In our culturally diverse world, we are often faced with the death of our colleagues’ and friends’ relatives who often come from different religious backgrounds than our own. Though many of us feel comfortable responding to the loss by sending out a condolence card, we may be hesitant to do more because of uncertainty as to what is considered proper sympathy etiquette under these circumstances. Indeed, giving a gift as an expression of sympathy has a different connotation in each religion. Below is some information on a variety of religions that can be used as a guide when offering sympathy:
- Catholic – Sympathy can be expressed appropriately with a Mass card, a floral arrangement, a donation to a charity in the deceased’s name, or food for the grieving family.
- Protestant – The same gifts are appropriate as for Catholics with the exception of Mass cards.
- Jewish – Donations to charity are appropriate, but flowers should not be sent. A gift of food or a visit is appropriate during Shivah, which is the week of mourning spent at the grieving family’s home. It is important to note that if the family keeps kosher, then only kosher foods are appropriate.
- Buddhist – Food gifts should not be given, however, money given to the family or flowers is appropriate.
- Hindu – A gift of fruit for the family is the appropriate gift.
- Shinto – The tradition is to give used money to the family in an envelope decorated in black and silver. Gifts of food and red flowers are not acceptable; white flowers are considered the appropriate mourning flower.
- Eastern Orthodox – The Eastern Orthodox religion follows a strict three day period of mourning. White flowers are considered meaningful if received during this period.
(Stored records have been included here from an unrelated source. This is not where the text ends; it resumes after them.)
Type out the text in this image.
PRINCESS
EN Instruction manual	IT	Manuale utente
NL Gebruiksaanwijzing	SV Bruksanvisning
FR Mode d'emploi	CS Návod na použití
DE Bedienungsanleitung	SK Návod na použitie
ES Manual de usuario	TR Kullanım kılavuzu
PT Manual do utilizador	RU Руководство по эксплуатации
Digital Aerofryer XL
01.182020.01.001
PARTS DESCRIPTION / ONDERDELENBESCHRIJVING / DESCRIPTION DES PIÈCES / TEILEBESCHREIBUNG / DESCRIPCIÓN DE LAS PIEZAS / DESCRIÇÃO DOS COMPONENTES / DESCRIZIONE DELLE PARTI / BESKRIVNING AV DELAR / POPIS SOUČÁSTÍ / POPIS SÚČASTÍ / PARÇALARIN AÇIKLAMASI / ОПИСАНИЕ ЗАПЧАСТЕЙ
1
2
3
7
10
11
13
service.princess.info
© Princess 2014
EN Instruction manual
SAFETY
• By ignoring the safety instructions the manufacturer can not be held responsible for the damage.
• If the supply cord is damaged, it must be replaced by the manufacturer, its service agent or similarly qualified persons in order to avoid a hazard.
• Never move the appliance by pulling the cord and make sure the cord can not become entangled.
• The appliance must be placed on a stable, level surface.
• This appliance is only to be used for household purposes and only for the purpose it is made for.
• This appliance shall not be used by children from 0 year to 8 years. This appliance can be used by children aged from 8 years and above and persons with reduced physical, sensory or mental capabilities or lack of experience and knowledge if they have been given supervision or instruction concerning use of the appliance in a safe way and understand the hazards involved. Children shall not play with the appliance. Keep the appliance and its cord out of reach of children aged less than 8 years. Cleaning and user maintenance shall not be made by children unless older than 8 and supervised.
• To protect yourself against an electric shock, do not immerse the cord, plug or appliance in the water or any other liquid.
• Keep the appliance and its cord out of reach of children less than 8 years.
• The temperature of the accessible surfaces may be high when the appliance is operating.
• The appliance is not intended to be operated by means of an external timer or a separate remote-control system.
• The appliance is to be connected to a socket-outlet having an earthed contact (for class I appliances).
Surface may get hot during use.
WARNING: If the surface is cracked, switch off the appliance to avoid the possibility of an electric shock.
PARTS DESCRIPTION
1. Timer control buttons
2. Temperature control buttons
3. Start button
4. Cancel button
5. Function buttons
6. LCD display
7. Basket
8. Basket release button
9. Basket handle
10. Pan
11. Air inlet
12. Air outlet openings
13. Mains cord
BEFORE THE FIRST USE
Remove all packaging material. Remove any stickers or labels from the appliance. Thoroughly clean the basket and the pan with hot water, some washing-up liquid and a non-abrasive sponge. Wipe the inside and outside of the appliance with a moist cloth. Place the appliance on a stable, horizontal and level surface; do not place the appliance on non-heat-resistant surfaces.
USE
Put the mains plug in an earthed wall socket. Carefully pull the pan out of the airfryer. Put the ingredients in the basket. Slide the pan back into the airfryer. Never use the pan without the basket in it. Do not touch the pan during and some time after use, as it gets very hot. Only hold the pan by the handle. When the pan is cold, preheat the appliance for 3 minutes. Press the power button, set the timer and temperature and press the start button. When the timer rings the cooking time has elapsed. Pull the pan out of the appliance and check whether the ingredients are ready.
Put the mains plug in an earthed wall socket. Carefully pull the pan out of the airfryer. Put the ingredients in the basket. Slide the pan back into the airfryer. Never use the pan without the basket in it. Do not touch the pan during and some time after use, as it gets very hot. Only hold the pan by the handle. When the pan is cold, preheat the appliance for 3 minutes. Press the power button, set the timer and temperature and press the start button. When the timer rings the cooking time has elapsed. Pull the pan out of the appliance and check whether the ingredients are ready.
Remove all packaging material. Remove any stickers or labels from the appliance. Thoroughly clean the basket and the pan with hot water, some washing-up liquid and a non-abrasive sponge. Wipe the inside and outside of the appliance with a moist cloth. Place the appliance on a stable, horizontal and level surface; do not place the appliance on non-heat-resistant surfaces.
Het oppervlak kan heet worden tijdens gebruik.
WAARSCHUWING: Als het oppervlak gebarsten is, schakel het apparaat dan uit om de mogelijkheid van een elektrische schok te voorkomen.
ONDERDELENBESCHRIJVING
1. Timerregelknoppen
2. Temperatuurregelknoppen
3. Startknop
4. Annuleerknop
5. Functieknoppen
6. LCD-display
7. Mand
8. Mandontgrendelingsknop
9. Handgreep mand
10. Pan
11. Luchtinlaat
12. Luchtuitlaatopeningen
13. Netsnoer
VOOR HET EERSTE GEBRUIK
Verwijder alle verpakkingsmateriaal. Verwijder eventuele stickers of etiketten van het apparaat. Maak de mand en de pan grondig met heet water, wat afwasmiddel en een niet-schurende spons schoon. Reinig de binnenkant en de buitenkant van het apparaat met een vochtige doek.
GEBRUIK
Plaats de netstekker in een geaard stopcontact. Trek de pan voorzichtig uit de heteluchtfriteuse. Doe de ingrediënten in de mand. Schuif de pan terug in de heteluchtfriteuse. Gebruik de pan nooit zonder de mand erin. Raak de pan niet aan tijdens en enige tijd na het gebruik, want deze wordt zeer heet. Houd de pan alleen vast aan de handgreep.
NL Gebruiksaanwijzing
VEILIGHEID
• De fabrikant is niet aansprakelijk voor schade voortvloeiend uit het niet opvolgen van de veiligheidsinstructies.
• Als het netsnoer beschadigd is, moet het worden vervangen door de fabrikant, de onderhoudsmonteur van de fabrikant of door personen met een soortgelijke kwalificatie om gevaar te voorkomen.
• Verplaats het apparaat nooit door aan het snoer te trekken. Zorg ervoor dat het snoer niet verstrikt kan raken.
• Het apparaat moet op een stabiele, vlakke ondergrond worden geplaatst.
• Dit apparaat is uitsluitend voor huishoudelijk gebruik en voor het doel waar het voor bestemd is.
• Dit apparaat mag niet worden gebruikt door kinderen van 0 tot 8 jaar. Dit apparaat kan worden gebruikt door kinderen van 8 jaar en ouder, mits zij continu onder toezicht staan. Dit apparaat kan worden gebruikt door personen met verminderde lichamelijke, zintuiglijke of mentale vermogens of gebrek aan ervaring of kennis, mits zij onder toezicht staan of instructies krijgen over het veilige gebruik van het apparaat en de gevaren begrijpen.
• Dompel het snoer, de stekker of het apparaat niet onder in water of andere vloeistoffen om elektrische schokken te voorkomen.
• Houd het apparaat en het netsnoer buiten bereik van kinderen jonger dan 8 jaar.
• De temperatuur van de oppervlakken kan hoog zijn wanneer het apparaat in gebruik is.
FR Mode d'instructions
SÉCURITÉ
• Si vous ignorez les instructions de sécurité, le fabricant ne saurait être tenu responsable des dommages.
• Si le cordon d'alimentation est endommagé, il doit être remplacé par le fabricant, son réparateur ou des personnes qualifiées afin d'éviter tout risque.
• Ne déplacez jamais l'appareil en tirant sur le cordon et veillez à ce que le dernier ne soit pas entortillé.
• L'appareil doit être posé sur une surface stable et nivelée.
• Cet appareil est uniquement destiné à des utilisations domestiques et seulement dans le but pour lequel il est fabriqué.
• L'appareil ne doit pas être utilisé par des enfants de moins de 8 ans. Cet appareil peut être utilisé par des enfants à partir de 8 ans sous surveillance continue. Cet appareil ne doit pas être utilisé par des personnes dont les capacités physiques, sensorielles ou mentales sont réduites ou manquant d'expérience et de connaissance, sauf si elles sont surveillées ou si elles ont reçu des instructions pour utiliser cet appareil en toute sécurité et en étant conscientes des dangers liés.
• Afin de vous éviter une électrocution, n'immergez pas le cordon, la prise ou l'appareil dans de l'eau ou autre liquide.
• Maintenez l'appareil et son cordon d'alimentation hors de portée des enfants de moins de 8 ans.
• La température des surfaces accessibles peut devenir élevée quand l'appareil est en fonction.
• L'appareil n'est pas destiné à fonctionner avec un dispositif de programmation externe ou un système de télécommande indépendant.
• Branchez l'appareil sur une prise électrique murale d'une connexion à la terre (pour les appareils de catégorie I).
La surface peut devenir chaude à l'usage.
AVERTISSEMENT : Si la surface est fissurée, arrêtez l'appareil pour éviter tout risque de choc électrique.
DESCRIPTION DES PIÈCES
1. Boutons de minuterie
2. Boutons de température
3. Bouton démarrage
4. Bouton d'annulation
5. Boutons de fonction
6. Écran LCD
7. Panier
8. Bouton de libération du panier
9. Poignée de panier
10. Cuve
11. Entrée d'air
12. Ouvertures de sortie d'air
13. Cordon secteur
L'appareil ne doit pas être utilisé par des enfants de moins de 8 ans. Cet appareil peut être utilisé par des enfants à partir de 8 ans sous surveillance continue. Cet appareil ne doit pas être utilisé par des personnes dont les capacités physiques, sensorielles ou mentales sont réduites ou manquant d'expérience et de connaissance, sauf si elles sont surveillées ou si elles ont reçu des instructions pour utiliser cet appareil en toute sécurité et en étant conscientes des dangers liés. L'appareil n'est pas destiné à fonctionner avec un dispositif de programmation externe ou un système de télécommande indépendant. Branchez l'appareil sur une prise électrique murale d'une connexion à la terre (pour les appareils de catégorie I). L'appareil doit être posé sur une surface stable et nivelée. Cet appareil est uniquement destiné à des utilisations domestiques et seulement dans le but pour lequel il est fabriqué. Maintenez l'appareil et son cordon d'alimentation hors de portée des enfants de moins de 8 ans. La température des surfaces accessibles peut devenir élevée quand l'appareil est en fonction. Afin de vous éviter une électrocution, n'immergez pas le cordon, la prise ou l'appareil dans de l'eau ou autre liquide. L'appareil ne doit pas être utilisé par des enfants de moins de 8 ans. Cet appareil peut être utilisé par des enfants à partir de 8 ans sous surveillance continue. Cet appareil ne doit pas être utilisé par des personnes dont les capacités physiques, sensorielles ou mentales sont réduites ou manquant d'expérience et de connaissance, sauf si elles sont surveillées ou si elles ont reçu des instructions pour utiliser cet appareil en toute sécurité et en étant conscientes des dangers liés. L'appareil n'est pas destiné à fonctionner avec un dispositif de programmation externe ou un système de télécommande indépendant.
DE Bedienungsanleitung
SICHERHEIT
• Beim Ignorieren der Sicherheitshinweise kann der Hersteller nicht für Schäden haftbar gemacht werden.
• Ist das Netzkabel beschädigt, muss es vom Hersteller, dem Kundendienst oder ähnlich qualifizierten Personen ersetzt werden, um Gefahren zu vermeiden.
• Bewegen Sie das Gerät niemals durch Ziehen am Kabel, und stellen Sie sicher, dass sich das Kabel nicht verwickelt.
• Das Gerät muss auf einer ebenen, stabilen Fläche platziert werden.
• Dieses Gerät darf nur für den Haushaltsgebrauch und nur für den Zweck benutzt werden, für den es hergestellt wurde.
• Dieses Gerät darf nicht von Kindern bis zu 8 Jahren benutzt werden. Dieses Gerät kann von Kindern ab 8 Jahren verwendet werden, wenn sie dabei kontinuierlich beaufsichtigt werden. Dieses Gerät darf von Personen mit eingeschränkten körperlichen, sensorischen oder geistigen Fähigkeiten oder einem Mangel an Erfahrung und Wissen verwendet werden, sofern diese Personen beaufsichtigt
- Greek Orthodox – Contributions to a charity or specified fund is acceptable.
- Mormon – Sending flowers during the mourning period is appreciated, but flowers shaped into a cross are considered offensive.
- Taoism – Sending white flowers is acceptable as white is the color of mourning, but sending red flowers is never appropriate because red is the color of happiness. Often gifts of money or symbols of money are placed with the deceased.
- Islam – Food gifts such as fruit, baked goods, or easy meals that can be heated are welcome, but flowers should never be sent.
- Pentecostal – Food is appreciated by the family at their home during the mourning period, but flowers can be sent to the funeral home.
- Seventh Day Adventist – Food or flowers should be sent to the home after the funeral. Donations to charities are considered inappropriate.
- Sikhism – Food is an appropriate gift to express condolences, but not if it contains alcohol, eggs, fish, or meat. Flowers are also appreciated.
Although appropriate sympathy gifts vary with different cultures and religions, the gift of friendship and offering to help is always appropriate. The sending of written condolences in a sympathy card or note card will certainly be appreciated by the family.